Named after their likeness to the popular garden flower, an AORA Tulip is a hybrid solar power system that combines the technologies of concentrated solar and biogas into a modular package that can provide energy to off-grid rural locations. The hybrid system allows the Tulip to continue providing electricity after the sun has set or in overcast weather conditions. A single can produce 100 kW of electricity and 170 kW of heat. Couple that with the fact that it only occupies 3,500 square meters, and you have an efficient energy system with a relatively high kWh per land than competing solar power systems. A single Tulip can power 30-40 homes in the West which is more than enough energy required to cover the needs of villages in the developing world.

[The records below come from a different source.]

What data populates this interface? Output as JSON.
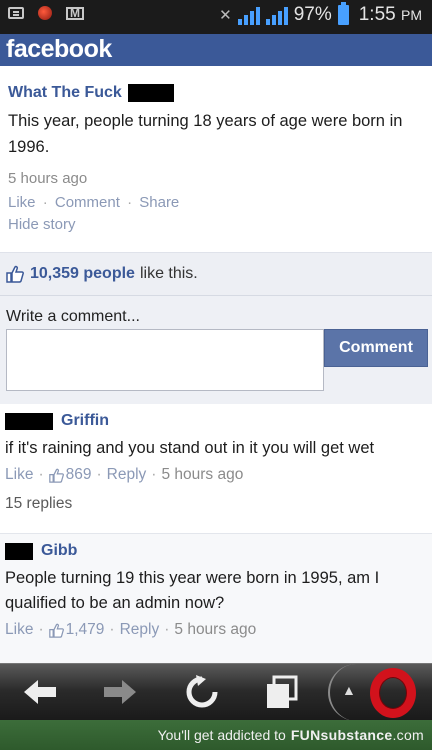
{
  "status_bar": {
    "battery": "97%",
    "time": "1:55",
    "ampm": "PM"
  },
  "app": {
    "logo": "facebook"
  },
  "story": {
    "poster_name": "What The Fuck",
    "text": "This year, people turning 18 years of age were born in 1996.",
    "timestamp": "5 hours ago",
    "like_label": "Like",
    "comment_label": "Comment",
    "share_label": "Share",
    "separator": "·",
    "hide_label": "Hide story"
  },
  "likes": {
    "count": "10,359 people",
    "suffix": "like this."
  },
  "write_comment": {
    "label": "Write a comment...",
    "input_value": "",
    "button_label": "Comment"
  },
  "comments": [
    {
      "name": "Griffin",
      "text": "if it's raining and you stand out in it you will get wet",
      "like_label": "Like",
      "like_count": "869",
      "reply_label": "Reply",
      "timestamp": "5 hours ago",
      "replies_label": "15 replies"
    },
    {
      "name": "Gibb",
      "text": "People turning 19 this year were born in 1995, am I qualified to be an admin now?",
      "like_label": "Like",
      "like_count": "1,479",
      "reply_label": "Reply",
      "timestamp": "5 hours ago"
    }
  ],
  "footer": {
    "text": "You'll get addicted to",
    "brand": "FUNsubstance",
    "domain": ".com"
  },
  "icons": {
    "back": "back-arrow-icon",
    "forward": "forward-arrow-icon",
    "reload": "reload-icon",
    "tabs": "tabs-icon",
    "menu": "opera-menu-icon"
  },
  "colors": {
    "facebook_blue": "#3b5998",
    "comment_button": "#5b74a8",
    "opera_red": "#d2121c"
  }
}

Past attempts to provide solar power to rural communities or villages in developing countries have been thwarted by the inherent intermittency of solar energy. These systems would cease providing power once the sun went down, during overcast skies, or the rainy season. As a result, luxuries often taken for granted in the Western world, like refrigeration or nocturnal lighting remained unavailable to these rural off-grid communities. The Tulip tackles this problem by taking a concentrated solar system and backing it up with biogas to continue providing power when the sun is unavailable.
On the solar powered side of the equation, is a single tower, the Tulip surrounded by a field of mirrors designed to track the sun. The suns rays are concentrated onto the bulb of the Tulip heating the compressed air within to extremely high temperatures. Steam generated from water within the bulb turns a turbine providing power. Since water is often scarce in these rural communities, the Tulip is extremely water efficient, only requiring 8% of the water normally consumed by comparable concentrated solar power (CSP) steam technologies.
When sun isnt available, the Tulip can use a biogas digester/storage tank to convert organic feedstock from crops or animal manure into biogas, which can be burned as fuel to turn the turbine and provide utility grade power generation. This means the Tulip synergizes well with rural farms and can help developing villages manage their waste. The Tulip can also accept alternative fuels to run as a conventional power generator, and can seamlessly transition between the two technologies.
Depending on the plant module, some installations also come equipped with a cold storage facility for food refrigeration that utilizes 170kw of waste heat from the tower to operate its absorption chiller. The Tulip was developed at the Weizmann Institute, where Zev Rosenzweig, CEO of AORA and one of the lead researchers at the school came up with the idea after seeing how people in rural communities would lose much of their harvest due to the inability to refrigerate fruits and vegetables.
In addition to the power plants, AORA is also installing Tulips two universities in Ethiopia to help advance education in renewable technologies in the country. They will serve local communities and give students the experience and knowledge they need to actively participate in the future of green technologies.